The Supreme Court has quashed a judgement made by Den Bosch Court regarding the implications of the conversion of negative capital account in a general partnership into debt owed by the partner to the general partnership.
The general partnership was composed of a married couple and the husband’s father. Upon leaving the general partnership, the father’s negative capital account was converted into debt of 116,603 EUR. In 2011, the father had paid off part of his debt with the proceeds of the sale of his private residence. The remaining debt of 60,555 EUR was irrecoverable and was written off against profits of 2011. The Court in Den Bosch did not allow this, as there was evidence of a non-commercially viable loan. By providing the father with the loan, the remaining partners took the risk of default that an independent third party would not have taken. According to the Court, that very risk was accepted due to the family relationship.
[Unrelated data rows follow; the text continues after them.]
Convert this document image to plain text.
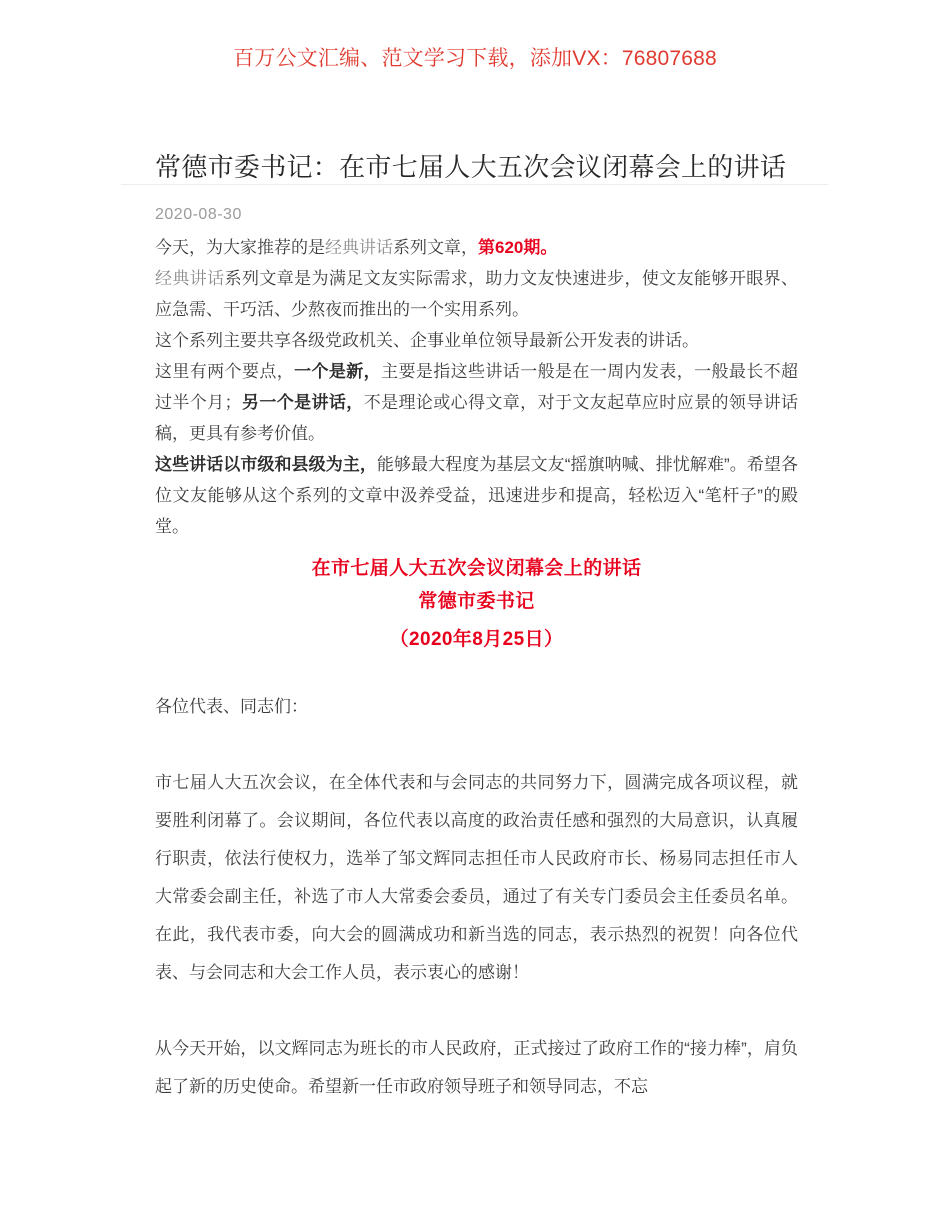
百万公文汇编、范文学习下载，添加VX：76807688
常德市委书记：在市七届人大五次会议闭幕会上的讲话
2020-08-30

今天，为大家推荐的是经典讲话系列文章，第620期。

经典讲话系列文章是为满足文友实际需求，助力文友快速进步，使文友能够开眼界、应急需、干巧活、少熬夜而推出的一个实用系列。

这个系列主要共享各级党政机关、企事业单位领导最新公开发表的讲话。

这里有两个要点，一个是新，主要是指这些讲话一般是在一周内发表，一般最长不超过半个月；另一个是讲话，不是理论或心得文章，对于文友起草应时应景的领导讲话稿，更具有参考价值。

这些讲话以市级和县级为主，能够最大程度为基层文友“摇旗呐喊、排忧解难”。希望各位文友能够从这个系列的文章中汲养受益，迅速进步和提高，轻松迈入“笔杆子”的殿堂。

在市七届人大五次会议闭幕会上的讲话
常德市委书记
（2020年8月25日）

各位代表、同志们：

市七届人大五次会议，在全体代表和与会同志的共同努力下，圆满完成各项议程，就要胜利闭幕了。会议期间，各位代表以高度的政治责任感和强烈的大局意识，认真履行职责，依法行使权力，选举了邹文辉同志担任市人民政府市长、杨易同志担任市人大常委会副主任，补选了市人大常委会委员，通过了有关专门委员会主任委员名单。在此，我代表市委，向大会的圆满成功和新当选的同志，表示热烈的祝贺！向各位代表、与会同志和大会工作人员，表示衷心的感谢！

从今天开始，以文辉同志为班长的市人民政府，正式接过了政府工作的“接力棒”，肩负起了新的历史使命。希望新一任市政府领导班子和领导同志，不忘
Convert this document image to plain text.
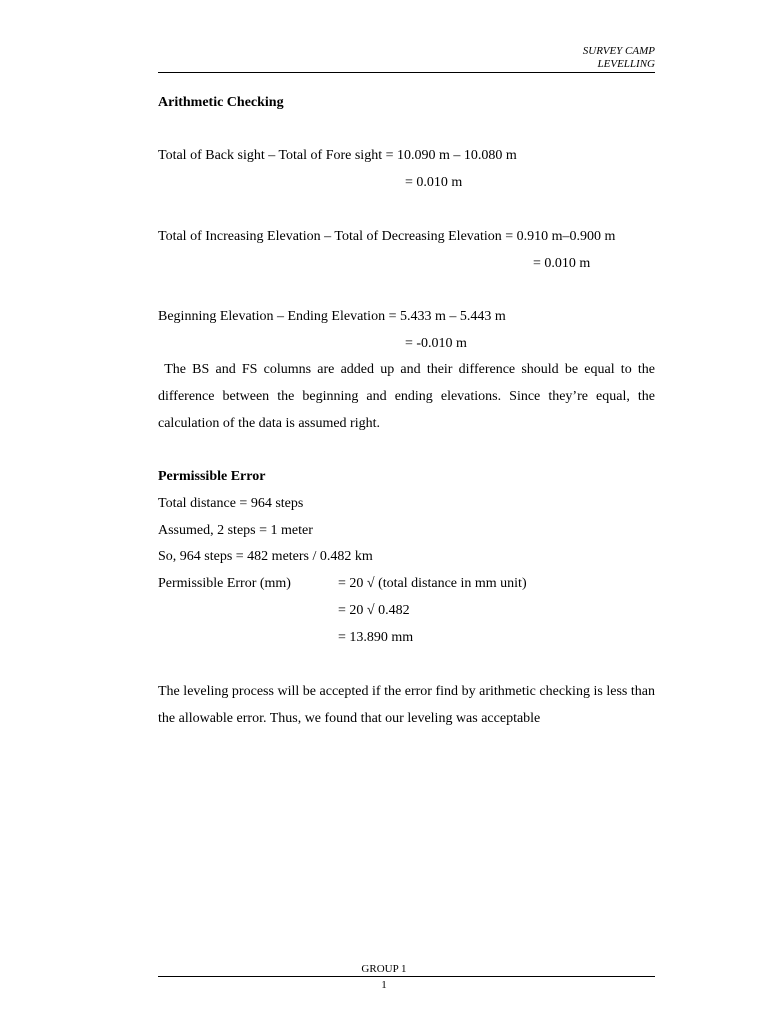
SURVEY CAMP
LEVELLING
Arithmetic Checking
Total of Back sight – Total of Fore sight = 10.090 m – 10.080 m
= 0.010 m
Total of Increasing Elevation – Total of Decreasing Elevation = 0.910 m–0.900 m
= 0.010 m
Beginning Elevation – Ending Elevation = 5.433 m – 5.443 m
= -0.010 m
The BS and FS columns are added up and their difference should be equal to the difference between the beginning and ending elevations. Since they’re equal, the calculation of the data is assumed right.
Permissible Error
Total distance = 964 steps
Assumed, 2 steps = 1 meter
So, 964 steps = 482 meters / 0.482 km
Permissible Error (mm)	= 20 √ (total distance in mm unit)
= 20 √ 0.482
= 13.890 mm
The leveling process will be accepted if the error find by arithmetic checking is less than the allowable error. Thus, we found that our leveling was acceptable
GROUP 1
1
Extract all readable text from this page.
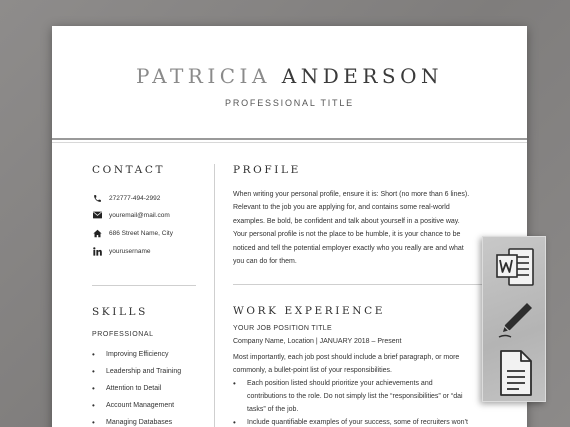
PATRICIA ANDERSON
PROFESSIONAL TITLE
CONTACT
272777-494-2992
youremail@mail.com
686 Street Name, City
yourusername
SKILLS
PROFESSIONAL
•	Improving Efficiency
•	Leadership and Training
•	Attention to Detail
•	Account Management
•	Managing Databases
PROFILE
When writing your personal profile, ensure it is: Short (no more than 6 lines).
Relevant to the job you are applying for, and contains some real-world
examples. Be bold, be confident and talk about yourself in a positive way.
Your personal profile is not the place to be humble, it is your chance to be
noticed and tell the potential employer exactly who you really are and what
you can do for them.
WORK EXPERIENCE
YOUR JOB POSITION TITLE
Company Name, Location | JANUARY 2018 – Present
Most importantly, each job post should include a brief paragraph, or more
commonly, a bullet-point list of your responsibilities.
•	Each position listed should prioritize your achievements and
contributions to the role. Do not simply list the “responsibilities” or “dai
tasks” of the job.
•	Include quantifiable examples of your success, some of recruiters won’t
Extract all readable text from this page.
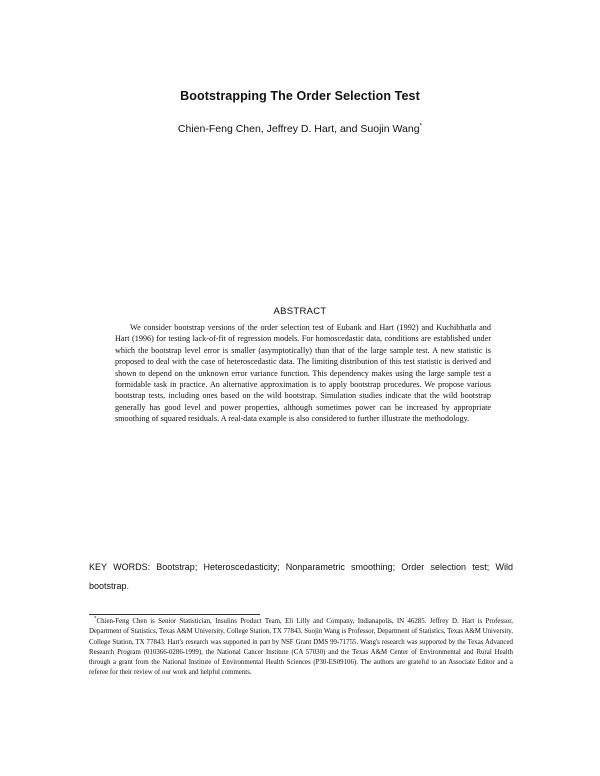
Bootstrapping The Order Selection Test
Chien-Feng Chen, Jeffrey D. Hart, and Suojin Wang*
ABSTRACT

We consider bootstrap versions of the order selection test of Eubank and Hart (1992) and Kuchibhatla and Hart (1996) for testing lack-of-fit of regression models. For homoscedastic data, conditions are established under which the bootstrap level error is smaller (asymptotically) than that of the large sample test. A new statistic is proposed to deal with the case of heteroscedastic data. The limiting distribution of this test statistic is derived and shown to depend on the unknown error variance function. This dependency makes using the large sample test a formidable task in practice. An alternative approximation is to apply bootstrap procedures. We propose various bootstrap tests, including ones based on the wild bootstrap. Simulation studies indicate that the wild bootstrap generally has good level and power properties, although sometimes power can be increased by appropriate smoothing of squared residuals. A real-data example is also considered to further illustrate the methodology.

KEY WORDS: Bootstrap; Heteroscedasticity; Nonparametric smoothing; Order selection test; Wild bootstrap.

*Chien-Feng Chen is Senior Statistician, Insulins Product Team, Eli Lilly and Company, Indianapolis, IN 46285. Jeffrey D. Hart is Professor, Department of Statistics, Texas A&M University, College Station, TX 77843. Suojin Wang is Professor, Department of Statistics, Texas A&M University, College Station, TX 77843. Hart's research was supported in part by NSF Grant DMS 99-71755. Wang's research was supported by the Texas Advanced Research Program (010366-0286-1999), the National Cancer Institute (CA 57030) and the Texas A&M Center of Environmental and Rural Health through a grant from the National Institute of Environmental Health Sciences (P30-ES09106). The authors are grateful to an Associate Editor and a referee for their review of our work and helpful comments.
The Supreme Court assumed, in appeal, that the mutual legal relationships between the partners in the general partnership were founded on commercial grounds. The claim on an outgoing partner due to the discharge of his negative capital account is a direct consequence of the partnership relationships. This claim cannot be compared to a loan to an outgoing partner. The loss of capital on a deficient claim on the outgoing partner has not been caused by accepting an uncommercial risk. As long as the nominal value of the claim, when it came into existence, is higher than the value in the course of trade, the loss on the claim is borne by the profits of the remaining partners. That does not apply for a possible further loss on the claim subsequent to leaving the partnership. In relation to that loss, there can certainly be evidence of a loss on a non-commercial loan.